A new article in Dark Reading covers the basics of Cross Site Scripting (XSS). The article starts by asking a great question:
Cross-site scripting has been around longer than most security professionals have been on the job. Why is it still such an issue when we’ve known about it for so long?
XSS was first found in the year 2000, so we’re in the 20th anniversary of the discovery of this exploit. By the year 2007 XSS became the most common exploit of web applications. Today it’s still one of the most attacked vulnerabilities, and still ranks as one of the OWASP top 10 web application security risks.
If you’re not familiar with XSS, this new article from Dark Reading is a great primer explaining what it is, as well as explaining the three variations of XSS being used today. It also covers some basic coding techniques you can use to limit your exposure to XSS vulnerabilities.
If you’re not familiar with how XSS works, it’s one of the few attacks that uses multiple servers or both the server and client to enact the attack, making it at times harder to detect when only one piece of the puzzle (one server or just the client or just the server) has any type of security or protection.
As mentioned earlier, the article does cover good coding practices to reduce your risk of XSS when writing and creating your web application. While that’s a great start to application security, and preventing XSS attacks, there’s never any guarantee that you’ll catch all XSS vulnerabilities in your code. You still need protection for those undiscovered XSS vulnerabilities.
A great start for XSS security is using runtime application security. The latest draft version of the NIST Framework for SP 800-53 now includes RASP (Runtime Application Self Protection), as a requirement for an organization’s security framework. By having security that’s close to the application, you get greater visibility and understanding of when an attack is happening, and better tools to control the attack. Traditional security tools like Web Application Firewalls (WAFs), sit on the network perimeter, and can miss nuanced and sophisticated attacks.
K2’s runtime deterministic application security platform monitors the application and has a deep understanding of the application’s control flows, DNA and execution. By validating the application’s control flows, deterministic security is based on the application itself, rather than relying on past attacks to determine a zero day attack.
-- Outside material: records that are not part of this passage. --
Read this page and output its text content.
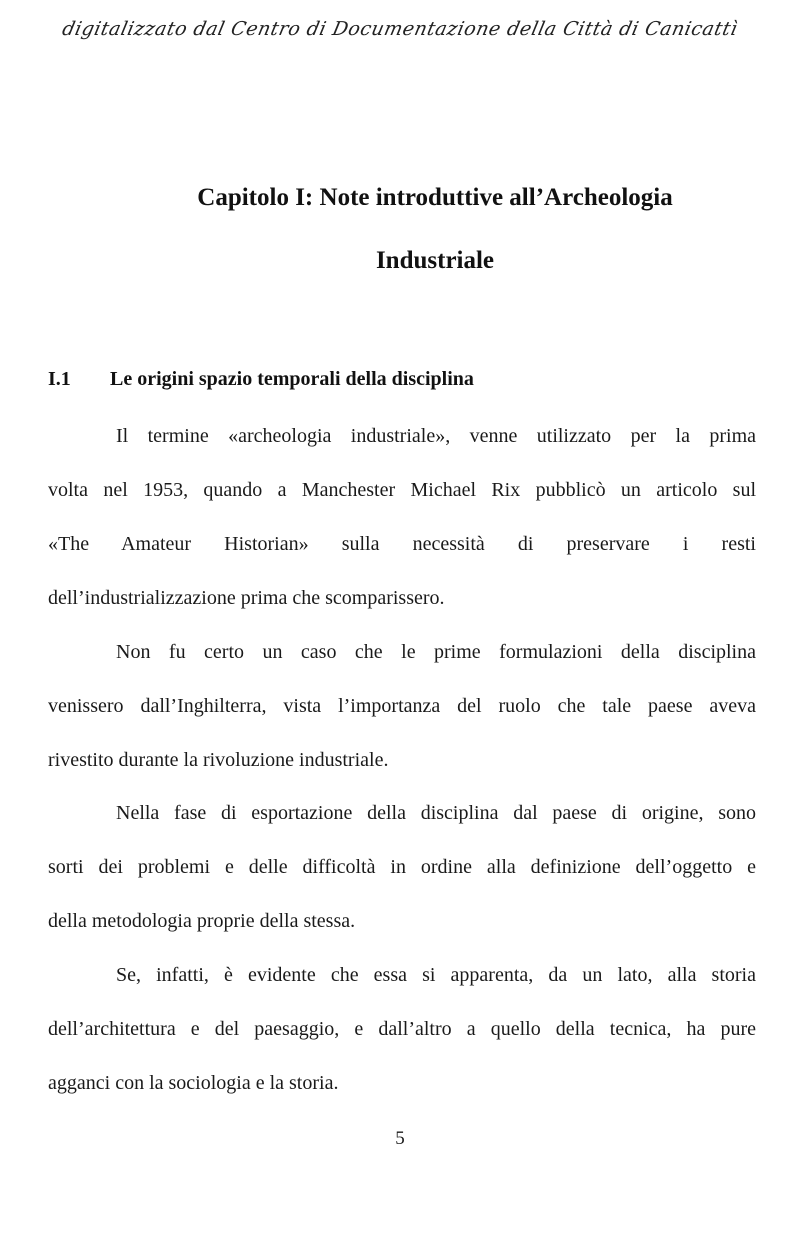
digitalizzato dal Centro di Documentazione della Città di Canicattì
Capitolo I: Note introduttive all’Archeologia
Industriale
I.1 Le origini spazio temporali della disciplina
Il termine «archeologia industriale», venne utilizzato per la prima
volta nel 1953, quando a Manchester Michael Rix pubblicò un articolo sul
«The Amateur Historian» sulla necessità di preservare i resti
dell’industrializzazione prima che scomparissero.
Non fu certo un caso che le prime formulazioni della disciplina
venissero dall’Inghilterra, vista l’importanza del ruolo che tale paese aveva
rivestito durante la rivoluzione industriale.
Nella fase di esportazione della disciplina dal paese di origine, sono
sorti dei problemi e delle difficoltà in ordine alla definizione dell’oggetto e
della metodologia proprie della stessa.
Se, infatti, è evidente che essa si apparenta, da un lato, alla storia
dell’architettura e del paesaggio, e dall’altro a quello della tecnica, ha pure
agganci con la sociologia e la storia.
5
Deterministic security results in the detection of sophisticated zero day attacks and also protects from application from the risks listed in the OWASP Top Ten, including XSS.
In addition to providing runtime application security, K2 can also help with faster vulnerability remediation in your web application code during your penetration testing cycle. The K2 agent is deployed on the pen testing/QA server and no change in testing methodology or setup is required. K2 works in conjunction with your existing scanning tools or pen testing tools. K2 creates a vulnerability report at the end of the testing cycle detailing additional telemetry on the vulnerability including which file and line number in the code has the vulnerability. K2 can also find additional vulnerabilities in the application that the testing tools may have missed.
K2’s Next Generation Application Workload Protection Platform addresses today’s need for runtime security in an easy to use, easy to deploy solution. K2’s unique deterministic security detects new attacks without the need to rely on past attack knowledge, is lightweight, and adds under a millisecond of latency to the running application. To aid in quick remediation of vulnerabilities, K2 also provides detailed attack telemetry including the code module and line number being in the code being attacked, while at the same time integrating with leading firewalls to do real time attacker blocking.